Das Experiment war so ein Erfolg, dass das Management es direkt auf die ganze Belegschaft ausgeweitet hat. Dabei zeigte sich allerdings, dass nicht jeder mit dem Arbeiten von Zuhause klarkommt. Einige mögen eine Aufgabe nach der anderen erledigt bekommen, während sie gemütlich auf der Couch liegen und hinter sich nicht dauernd den prüfenden Blick des Chefs vermuten müssen. Andere fühlen sich alleine gelassen. Tatsächlich war Einsamkeit der Hauptgrund derer, für die das Homeoffice nichts war.

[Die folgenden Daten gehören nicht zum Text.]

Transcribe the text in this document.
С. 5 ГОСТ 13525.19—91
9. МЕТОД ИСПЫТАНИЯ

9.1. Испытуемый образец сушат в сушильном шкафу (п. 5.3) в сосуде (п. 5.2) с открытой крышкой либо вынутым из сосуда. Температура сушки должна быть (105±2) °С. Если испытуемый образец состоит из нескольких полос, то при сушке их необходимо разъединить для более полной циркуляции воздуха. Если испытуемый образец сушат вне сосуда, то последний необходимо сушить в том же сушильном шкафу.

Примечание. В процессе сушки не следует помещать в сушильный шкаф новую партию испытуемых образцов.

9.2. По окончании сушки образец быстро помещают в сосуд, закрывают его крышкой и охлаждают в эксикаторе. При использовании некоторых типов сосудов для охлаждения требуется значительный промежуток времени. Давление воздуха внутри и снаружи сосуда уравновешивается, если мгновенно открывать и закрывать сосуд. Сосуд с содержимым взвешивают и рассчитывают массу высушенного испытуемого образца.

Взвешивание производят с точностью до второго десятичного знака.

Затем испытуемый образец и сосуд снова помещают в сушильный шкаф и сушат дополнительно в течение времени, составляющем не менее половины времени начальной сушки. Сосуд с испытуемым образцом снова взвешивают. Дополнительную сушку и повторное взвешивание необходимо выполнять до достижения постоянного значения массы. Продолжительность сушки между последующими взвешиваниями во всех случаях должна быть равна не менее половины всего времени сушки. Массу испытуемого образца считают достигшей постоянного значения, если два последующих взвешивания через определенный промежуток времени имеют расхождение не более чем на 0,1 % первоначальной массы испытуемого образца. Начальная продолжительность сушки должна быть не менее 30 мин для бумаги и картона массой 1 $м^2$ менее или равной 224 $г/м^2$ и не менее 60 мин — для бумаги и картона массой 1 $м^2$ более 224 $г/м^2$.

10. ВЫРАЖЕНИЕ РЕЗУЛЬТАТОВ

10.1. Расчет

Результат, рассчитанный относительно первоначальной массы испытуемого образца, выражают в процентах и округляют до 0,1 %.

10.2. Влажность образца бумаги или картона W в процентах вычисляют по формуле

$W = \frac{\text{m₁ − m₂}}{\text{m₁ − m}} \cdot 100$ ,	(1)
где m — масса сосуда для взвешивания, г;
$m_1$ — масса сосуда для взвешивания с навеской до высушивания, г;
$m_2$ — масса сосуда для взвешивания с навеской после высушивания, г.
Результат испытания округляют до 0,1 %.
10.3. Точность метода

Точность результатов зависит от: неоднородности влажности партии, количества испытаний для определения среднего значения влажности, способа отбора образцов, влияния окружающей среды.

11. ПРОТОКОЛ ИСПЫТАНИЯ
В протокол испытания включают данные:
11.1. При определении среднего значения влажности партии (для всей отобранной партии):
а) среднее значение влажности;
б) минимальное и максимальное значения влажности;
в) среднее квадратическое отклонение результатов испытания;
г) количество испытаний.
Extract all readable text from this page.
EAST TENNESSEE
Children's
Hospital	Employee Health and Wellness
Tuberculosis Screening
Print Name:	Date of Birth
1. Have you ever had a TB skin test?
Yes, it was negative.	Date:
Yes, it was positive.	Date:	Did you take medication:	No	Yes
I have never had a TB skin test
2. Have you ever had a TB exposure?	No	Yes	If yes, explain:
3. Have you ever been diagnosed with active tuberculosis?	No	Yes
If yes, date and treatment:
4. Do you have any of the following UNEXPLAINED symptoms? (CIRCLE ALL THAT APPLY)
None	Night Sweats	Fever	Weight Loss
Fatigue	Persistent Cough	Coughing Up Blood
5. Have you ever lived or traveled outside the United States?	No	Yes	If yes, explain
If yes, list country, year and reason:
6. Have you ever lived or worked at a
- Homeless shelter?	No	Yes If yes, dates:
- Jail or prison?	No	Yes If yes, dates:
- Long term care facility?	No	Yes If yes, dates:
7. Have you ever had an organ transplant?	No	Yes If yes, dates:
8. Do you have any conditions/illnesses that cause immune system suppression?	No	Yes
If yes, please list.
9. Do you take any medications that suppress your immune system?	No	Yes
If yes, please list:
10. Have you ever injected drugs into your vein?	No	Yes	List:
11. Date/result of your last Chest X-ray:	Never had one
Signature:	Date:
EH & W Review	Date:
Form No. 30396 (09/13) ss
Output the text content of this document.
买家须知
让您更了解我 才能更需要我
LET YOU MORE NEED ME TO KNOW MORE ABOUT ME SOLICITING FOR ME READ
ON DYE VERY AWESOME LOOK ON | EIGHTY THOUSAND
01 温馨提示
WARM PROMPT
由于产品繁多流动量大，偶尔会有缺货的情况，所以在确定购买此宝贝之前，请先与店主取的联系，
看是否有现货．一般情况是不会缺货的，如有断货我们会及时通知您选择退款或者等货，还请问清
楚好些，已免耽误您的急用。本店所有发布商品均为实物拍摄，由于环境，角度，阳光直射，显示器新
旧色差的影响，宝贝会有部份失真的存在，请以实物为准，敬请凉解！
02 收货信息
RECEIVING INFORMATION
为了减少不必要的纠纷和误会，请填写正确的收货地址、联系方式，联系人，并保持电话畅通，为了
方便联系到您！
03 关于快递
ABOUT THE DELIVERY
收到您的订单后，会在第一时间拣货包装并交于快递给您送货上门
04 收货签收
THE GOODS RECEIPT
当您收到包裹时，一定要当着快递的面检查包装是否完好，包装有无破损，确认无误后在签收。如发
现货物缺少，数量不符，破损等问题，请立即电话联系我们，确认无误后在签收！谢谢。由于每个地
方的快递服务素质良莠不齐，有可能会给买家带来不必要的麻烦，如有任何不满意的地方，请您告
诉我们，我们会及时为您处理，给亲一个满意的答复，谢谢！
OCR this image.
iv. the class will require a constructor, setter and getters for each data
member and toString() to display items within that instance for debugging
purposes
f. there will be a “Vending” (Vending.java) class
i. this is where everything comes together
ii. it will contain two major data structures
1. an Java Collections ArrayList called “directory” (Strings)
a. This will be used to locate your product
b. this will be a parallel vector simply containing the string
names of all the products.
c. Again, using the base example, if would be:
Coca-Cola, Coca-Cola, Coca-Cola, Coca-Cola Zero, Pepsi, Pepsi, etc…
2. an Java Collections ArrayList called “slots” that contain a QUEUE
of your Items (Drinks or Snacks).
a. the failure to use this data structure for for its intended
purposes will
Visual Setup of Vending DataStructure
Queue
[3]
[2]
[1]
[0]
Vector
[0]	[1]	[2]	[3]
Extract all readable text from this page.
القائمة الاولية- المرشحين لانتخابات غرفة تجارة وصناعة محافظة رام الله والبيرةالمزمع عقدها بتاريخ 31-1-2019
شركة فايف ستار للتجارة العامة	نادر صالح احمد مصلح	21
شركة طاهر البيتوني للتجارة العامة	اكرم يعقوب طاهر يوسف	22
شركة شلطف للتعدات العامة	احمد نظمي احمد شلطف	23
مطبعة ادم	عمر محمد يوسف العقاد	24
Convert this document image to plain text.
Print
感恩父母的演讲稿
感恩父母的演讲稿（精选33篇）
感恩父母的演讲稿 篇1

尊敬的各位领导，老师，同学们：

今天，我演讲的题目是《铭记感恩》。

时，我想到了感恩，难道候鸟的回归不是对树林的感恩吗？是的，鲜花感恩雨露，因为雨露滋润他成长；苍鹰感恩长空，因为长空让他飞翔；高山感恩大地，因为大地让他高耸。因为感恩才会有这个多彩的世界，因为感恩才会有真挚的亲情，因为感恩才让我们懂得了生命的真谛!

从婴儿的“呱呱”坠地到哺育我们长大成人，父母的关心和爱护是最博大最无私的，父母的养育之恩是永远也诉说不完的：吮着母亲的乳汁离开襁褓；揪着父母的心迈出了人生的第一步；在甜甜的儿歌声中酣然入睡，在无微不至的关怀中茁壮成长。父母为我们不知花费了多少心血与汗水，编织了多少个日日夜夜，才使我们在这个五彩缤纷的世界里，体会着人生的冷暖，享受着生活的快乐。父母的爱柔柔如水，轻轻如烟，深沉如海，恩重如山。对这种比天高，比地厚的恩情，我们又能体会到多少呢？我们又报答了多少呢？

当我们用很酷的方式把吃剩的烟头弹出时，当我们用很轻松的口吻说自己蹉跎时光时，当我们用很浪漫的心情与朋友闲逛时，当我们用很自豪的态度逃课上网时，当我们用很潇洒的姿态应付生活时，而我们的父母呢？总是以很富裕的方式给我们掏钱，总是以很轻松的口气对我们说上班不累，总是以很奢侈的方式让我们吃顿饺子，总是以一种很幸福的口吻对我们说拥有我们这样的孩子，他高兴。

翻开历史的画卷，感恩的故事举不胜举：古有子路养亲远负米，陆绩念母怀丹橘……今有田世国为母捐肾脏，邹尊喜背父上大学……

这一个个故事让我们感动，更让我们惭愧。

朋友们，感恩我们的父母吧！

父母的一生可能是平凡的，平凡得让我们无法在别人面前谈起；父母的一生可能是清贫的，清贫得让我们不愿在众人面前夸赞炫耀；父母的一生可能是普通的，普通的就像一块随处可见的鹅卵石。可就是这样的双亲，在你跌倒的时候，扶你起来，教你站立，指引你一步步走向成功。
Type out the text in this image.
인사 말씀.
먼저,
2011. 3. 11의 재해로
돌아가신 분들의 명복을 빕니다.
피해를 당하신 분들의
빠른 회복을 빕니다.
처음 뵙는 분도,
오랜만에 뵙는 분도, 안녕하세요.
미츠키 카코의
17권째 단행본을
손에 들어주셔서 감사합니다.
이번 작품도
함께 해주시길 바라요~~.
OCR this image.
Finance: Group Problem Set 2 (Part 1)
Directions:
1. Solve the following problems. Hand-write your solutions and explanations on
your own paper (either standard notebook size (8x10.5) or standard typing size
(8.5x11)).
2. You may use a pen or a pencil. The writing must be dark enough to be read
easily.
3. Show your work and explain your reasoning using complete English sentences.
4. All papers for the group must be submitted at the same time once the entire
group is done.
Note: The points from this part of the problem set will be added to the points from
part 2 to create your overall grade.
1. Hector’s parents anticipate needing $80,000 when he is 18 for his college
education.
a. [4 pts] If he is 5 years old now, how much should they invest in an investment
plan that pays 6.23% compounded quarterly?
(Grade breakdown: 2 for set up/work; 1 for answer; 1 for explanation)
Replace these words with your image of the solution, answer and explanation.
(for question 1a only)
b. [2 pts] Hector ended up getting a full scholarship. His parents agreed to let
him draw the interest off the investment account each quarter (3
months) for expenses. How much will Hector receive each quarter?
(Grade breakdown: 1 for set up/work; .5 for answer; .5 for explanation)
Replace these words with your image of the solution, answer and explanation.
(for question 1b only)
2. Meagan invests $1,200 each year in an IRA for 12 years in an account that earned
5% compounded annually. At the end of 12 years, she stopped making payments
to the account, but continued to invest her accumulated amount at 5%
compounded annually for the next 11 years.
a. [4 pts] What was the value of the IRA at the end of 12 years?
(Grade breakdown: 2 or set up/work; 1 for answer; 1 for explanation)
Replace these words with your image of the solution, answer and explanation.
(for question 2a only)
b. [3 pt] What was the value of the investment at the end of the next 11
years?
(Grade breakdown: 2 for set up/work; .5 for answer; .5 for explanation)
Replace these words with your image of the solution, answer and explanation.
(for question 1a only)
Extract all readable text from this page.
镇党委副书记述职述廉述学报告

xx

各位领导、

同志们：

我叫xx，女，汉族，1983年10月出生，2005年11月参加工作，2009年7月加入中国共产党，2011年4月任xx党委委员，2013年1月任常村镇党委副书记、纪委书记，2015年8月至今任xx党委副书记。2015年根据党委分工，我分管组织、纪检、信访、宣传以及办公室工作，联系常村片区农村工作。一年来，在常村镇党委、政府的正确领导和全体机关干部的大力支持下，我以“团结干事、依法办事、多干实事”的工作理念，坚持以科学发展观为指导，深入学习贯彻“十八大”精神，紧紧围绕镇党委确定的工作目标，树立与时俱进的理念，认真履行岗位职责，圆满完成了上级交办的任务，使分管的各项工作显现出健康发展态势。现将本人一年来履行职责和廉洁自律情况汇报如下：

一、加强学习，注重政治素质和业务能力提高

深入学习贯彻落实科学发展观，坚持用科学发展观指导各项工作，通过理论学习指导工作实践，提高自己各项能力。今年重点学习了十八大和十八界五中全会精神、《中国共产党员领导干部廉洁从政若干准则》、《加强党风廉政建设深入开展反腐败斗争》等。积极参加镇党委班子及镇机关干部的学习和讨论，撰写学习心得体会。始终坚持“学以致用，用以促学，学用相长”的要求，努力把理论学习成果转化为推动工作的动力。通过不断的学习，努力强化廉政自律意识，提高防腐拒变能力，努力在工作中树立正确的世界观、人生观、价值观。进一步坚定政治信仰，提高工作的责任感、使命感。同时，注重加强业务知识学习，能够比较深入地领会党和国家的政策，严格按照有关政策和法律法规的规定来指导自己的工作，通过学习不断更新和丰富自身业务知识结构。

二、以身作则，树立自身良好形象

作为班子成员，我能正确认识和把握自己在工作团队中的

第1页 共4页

Ich kann das durchaus verstehen. Nach nur einer Woche Arbeit vom Küchentisch vermisse ich den Austausch mit meinen Kollegen. Wir kommunizieren natürlich ständig, über E-Mail, Nachrichten, Telefonanrufe - wir haben sogar ein Feierabendbier per Videochat getrunken (und es war okay). Aber es entsteht einfach nicht dieselbe spontane Kreativität, die gemeinsame Zeit im Büro aufwirbeln kann.

In Zukunft suchen wir uns einfach aus, von wo wir arbeiten

"Die Lösung wird sein, im richtigen Moment am richtigen Ort zu arbeiten", erzählt mir Tristan Horx via Skype. Er arbeitet fürs Zukunftsinstitut, ein Think-Tank, der - man könnte es schon vermuten - zu den Trends der Zukunft forscht. Verschiedene Arbeitsumgebungen seien für verschiedene Aufgaben mehr oder weniger gut geeignet. Und Unternehmen würden das zunehmend erkennen und sich entsprechend verändern.

Ganz konkret hieße das, Mitarbeiter erledigen Einzelaufgaben, die viel Konzentration erfordern, von Zuhause aus. Für Projekte, an denen sie im Team arbeiten, kommen sie ins Büro. In diese Richtung hätte sich die Arbeitswelt ohnehin schon entwickelt. Aber das Coronavirus würde diesen Prozess noch deutlich beschleunigen. "Wenn man jetzt viele Digitalmeetings machen muss, kommt man auch darauf, wie viel toller und kreativer ein wirklicher Schaffungsprozess in einem analogen Meeting ist", so Horx.

Das Coronavirus wird also wohl tatsächlich verändern, wie wir arbeiten. Denn wenn Unternehmen eine solche Krise überstehen, während ihre Mitarbeiter Zuhause sind, sollte das in normaleren Zeiten ja wohl auch kein Problem sein.